We compare targeted augmentation strategies in Table 3. First of all, DA always yields superior or comparable performance to training on original data in terms of the average F1-score. This is especially important considering that DA can result in performance degradation in some natural language processing tasks if applied without tailoring the augmentation process properly to the task at hand. For the lung dataset, all the targeted augmentation techniques show stronger performance compared to vanilla augmentation. In the liver dataset, KF-MF augmentation performs better compared to vanilla augmentation, which indicates the benefit of carefully identifying and repeating the most challenging samples for the model. Length filtering and minority class augmentation show a slight decline compared to vanilla augmentation on the liver dataset, but they are much more computationally efficient in terms of the number of generated samples and still outperform no augmentation baseline. For adrenal glands, length filtering performs the best between targeted DA methods, followed by KF-MF and minority class augmentation. Length filtering performs surprisingly well despite its simplicity. In general, the effectiveness of targeted DA methods is dependent on the dataset, and there is no unified trend in their performance compared to vanilla augmentation.

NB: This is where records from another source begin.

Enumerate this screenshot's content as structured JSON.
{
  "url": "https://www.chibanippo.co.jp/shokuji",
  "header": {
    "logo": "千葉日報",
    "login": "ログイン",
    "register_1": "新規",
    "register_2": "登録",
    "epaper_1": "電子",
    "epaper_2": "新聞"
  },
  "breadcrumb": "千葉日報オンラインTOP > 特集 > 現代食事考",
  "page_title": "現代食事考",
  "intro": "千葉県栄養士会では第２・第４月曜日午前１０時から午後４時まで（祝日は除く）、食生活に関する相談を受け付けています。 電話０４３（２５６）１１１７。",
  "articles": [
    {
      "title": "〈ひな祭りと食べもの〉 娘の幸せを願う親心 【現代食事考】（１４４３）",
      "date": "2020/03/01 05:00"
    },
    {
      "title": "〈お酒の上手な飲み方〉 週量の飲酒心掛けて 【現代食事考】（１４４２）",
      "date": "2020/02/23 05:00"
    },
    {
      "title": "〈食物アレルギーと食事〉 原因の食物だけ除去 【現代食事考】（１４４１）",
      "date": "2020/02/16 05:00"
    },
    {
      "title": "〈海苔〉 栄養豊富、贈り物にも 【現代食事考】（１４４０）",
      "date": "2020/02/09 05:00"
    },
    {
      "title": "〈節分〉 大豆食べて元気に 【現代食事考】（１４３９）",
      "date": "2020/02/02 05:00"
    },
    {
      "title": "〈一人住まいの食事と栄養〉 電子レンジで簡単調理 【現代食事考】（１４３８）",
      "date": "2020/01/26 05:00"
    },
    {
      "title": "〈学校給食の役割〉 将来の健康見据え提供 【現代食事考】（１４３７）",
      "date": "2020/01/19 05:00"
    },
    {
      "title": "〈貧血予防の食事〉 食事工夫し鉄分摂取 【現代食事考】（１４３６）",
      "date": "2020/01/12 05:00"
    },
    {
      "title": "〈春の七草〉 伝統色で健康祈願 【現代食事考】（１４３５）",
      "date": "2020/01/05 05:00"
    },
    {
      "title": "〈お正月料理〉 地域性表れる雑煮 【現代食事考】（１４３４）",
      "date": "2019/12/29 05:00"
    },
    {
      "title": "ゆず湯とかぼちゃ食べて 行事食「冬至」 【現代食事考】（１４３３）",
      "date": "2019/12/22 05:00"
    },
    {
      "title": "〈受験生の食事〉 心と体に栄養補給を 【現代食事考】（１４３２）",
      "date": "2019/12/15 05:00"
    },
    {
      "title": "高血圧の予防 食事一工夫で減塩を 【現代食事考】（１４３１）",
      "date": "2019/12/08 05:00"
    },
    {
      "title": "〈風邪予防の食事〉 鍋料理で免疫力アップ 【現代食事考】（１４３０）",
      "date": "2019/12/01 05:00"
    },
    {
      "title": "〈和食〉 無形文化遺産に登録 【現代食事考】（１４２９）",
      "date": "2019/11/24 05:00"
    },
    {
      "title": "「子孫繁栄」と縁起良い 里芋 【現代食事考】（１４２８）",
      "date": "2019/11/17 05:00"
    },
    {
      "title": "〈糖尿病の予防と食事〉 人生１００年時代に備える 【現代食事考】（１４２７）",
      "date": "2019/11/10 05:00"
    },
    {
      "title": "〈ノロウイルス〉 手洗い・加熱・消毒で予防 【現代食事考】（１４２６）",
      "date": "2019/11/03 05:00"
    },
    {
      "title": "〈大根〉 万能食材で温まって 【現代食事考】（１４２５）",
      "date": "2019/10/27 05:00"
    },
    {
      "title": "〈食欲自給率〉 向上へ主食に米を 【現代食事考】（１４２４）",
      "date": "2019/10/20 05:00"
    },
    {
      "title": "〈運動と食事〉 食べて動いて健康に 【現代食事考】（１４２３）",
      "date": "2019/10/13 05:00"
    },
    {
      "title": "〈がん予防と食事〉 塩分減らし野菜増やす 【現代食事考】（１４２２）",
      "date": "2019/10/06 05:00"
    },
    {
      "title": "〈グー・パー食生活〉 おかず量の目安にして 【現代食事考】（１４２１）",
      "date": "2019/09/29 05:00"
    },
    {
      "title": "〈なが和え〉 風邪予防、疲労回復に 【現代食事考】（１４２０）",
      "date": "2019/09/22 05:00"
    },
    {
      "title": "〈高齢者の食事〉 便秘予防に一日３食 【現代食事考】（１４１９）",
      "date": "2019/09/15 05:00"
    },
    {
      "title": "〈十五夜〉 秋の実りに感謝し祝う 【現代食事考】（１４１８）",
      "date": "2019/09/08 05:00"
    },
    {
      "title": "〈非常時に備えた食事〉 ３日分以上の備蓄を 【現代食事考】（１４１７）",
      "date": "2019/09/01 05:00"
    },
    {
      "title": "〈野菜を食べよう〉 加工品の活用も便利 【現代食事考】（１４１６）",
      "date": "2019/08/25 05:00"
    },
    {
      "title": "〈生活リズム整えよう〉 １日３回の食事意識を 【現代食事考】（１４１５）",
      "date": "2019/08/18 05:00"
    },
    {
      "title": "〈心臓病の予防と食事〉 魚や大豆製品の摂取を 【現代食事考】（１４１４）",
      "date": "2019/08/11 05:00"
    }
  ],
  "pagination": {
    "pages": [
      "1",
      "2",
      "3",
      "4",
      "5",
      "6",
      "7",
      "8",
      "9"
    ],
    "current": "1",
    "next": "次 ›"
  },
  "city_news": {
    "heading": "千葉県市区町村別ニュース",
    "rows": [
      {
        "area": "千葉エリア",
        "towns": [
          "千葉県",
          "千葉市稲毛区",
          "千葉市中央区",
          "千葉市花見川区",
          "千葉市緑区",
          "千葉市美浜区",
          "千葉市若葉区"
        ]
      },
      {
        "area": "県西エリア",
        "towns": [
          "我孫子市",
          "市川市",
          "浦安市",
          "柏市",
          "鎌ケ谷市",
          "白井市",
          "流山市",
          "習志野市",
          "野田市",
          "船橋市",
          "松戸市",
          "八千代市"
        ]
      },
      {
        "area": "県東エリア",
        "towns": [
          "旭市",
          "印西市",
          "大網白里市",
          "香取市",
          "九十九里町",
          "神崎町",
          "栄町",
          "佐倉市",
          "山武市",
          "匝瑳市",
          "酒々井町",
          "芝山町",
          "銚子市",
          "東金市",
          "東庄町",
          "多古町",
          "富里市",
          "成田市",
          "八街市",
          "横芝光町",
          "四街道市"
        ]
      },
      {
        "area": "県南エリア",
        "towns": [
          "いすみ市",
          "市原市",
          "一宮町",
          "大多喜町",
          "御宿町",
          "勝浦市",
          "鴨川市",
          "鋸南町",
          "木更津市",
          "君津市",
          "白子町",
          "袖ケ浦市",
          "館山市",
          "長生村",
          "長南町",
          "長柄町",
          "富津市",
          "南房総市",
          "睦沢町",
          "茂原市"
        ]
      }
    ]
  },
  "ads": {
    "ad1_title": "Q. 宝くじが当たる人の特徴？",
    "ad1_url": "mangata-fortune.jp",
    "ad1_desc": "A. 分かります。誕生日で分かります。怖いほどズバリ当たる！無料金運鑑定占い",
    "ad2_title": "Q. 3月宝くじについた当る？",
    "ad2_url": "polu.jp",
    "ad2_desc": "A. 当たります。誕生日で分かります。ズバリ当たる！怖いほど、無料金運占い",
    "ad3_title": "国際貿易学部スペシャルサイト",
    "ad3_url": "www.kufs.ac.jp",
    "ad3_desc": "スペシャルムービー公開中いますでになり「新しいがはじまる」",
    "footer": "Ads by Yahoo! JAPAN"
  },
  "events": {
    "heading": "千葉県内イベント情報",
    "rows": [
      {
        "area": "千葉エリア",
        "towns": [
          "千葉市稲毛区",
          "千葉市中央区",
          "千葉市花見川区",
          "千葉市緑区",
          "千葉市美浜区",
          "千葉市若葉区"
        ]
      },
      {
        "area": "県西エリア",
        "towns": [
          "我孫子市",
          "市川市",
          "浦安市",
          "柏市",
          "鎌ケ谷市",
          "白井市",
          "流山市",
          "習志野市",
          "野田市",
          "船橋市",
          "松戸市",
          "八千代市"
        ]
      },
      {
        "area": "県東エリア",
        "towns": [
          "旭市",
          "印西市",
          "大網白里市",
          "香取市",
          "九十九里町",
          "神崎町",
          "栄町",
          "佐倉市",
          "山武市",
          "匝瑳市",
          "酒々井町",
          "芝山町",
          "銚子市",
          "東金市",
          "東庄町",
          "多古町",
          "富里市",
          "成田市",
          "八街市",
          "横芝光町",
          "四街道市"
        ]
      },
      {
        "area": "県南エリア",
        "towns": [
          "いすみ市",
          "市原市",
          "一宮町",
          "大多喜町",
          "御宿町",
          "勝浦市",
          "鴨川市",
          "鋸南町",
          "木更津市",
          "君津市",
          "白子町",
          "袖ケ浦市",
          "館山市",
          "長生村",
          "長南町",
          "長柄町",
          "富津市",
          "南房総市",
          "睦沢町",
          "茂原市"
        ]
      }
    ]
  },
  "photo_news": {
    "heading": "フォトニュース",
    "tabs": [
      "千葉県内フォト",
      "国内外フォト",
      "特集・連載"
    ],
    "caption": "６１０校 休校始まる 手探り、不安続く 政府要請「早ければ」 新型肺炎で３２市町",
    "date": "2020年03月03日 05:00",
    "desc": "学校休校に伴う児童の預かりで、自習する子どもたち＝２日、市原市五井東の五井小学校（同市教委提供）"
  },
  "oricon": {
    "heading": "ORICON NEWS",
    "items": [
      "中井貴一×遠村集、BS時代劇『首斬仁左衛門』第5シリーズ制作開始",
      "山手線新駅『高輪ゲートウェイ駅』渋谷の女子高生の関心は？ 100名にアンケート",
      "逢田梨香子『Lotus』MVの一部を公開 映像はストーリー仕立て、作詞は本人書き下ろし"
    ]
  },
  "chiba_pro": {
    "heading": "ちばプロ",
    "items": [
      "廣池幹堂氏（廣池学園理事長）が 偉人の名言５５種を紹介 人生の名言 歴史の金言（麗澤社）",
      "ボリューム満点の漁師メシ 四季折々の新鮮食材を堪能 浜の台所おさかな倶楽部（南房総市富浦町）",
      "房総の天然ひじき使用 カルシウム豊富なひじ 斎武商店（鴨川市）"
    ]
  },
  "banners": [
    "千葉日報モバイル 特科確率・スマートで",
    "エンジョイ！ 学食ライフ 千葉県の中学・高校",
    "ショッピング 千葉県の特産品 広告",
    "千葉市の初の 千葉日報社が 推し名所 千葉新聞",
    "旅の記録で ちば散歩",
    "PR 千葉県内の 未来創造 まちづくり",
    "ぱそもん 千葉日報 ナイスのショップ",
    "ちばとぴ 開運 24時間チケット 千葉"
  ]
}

Figure 5 shows the improvement from DA methods compared to the no-augmentation baseline with respect to a number of synthetically generated samples, which is a good proxy for computational complexity since LLM size is orders of magnitude larger than SLM. Considering the computational complexity, KF-MF method is performing very impressively while adding a small amount of synthetically generated samples. Length filtering uses more than half of the generated samples and is more computationally expensive compared to the other targeted DA methods. Lung seems to benefit the most from minority class augmentation, which also has a higher relative number of generated samples compared to minority class augmentation on liver and adrenal glands. The liver dataset is not highly imbalanced, so the number of needed positive samples to balance the classes is small. Adrenal glands, on the other hand, have a small positive sample set, and even with the high upsampling factor, the absolute number of generated samples remains small.
Figure 5. Average F1-score improvement from different augmentation techniques. Liver, lung, and adrenal glands are depicted with blue, green, and red markers, respectively. 100% of Generated Data Size refers to the number of synthetically generated samples when using vanilla data augmentation with N = 10, which is ten times the original training set size.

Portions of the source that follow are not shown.